Galaxy Gate (GG), suggested a way out of this. If the buyers are subjected to live in the property and not able to sell it for a year, then the investors or re-sellers would keep themselves away from such deals as for a year they won’t be able to sell it. Such a rule would control the price rise and situation will become normal soon.

A study was conducted by David Larock that suggests how things changed since 1980 to 2010.

During 1980 to 2010, there are about 156 times the 5-year residential mortgage price raised over the prior month, and 97 times house rates raised two months later. Clearly, the times increased mortgage rates that lead to higher house prices are more. The month-over-month increased prices were more than 5%. Read more about David Larock’s study.
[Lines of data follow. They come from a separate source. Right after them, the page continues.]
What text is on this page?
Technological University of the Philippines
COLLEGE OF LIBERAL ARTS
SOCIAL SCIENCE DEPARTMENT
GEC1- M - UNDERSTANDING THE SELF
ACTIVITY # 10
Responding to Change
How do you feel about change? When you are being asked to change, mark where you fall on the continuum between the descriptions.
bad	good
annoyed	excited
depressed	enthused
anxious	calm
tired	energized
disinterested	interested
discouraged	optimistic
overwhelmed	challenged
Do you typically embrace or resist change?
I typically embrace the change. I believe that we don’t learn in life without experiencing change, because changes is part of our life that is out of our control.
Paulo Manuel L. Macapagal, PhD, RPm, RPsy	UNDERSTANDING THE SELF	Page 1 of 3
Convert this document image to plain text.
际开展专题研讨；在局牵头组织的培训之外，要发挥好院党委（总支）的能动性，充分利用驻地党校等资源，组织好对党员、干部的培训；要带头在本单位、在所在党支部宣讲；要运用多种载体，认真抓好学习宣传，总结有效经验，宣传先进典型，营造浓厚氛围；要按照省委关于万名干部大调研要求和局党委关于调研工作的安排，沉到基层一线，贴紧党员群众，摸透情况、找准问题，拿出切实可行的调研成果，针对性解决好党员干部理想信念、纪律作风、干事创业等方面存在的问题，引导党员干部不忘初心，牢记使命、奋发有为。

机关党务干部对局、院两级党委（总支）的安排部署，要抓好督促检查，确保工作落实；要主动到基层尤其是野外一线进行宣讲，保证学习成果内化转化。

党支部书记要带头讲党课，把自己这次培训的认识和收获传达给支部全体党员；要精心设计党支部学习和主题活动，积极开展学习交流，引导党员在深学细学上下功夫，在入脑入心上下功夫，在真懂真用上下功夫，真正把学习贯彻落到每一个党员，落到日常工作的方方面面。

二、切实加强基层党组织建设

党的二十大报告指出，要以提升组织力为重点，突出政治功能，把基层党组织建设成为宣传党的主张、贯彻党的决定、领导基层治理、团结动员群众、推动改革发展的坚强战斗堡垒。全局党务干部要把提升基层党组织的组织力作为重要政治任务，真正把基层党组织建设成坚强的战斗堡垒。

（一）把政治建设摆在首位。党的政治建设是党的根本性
Take instance of these two scenarios

(a) 5% interest rate over a house sold for $500,000

(b) 2.25% interest rate for the same house sold for $800,000

The lower interest rate in (b) entices more buyers, but Barry Kainth believes option (b) is the reason current reason for the today’s price rise in Ontario and it is dangerous for Ontario’s real estate future. You see the principal amount is higher in option (b) changing the whole dynamics of Ontario’s Real Estate Market. This can be brought to control if the interest rates put higher and principal amount lower to the actual value of the property.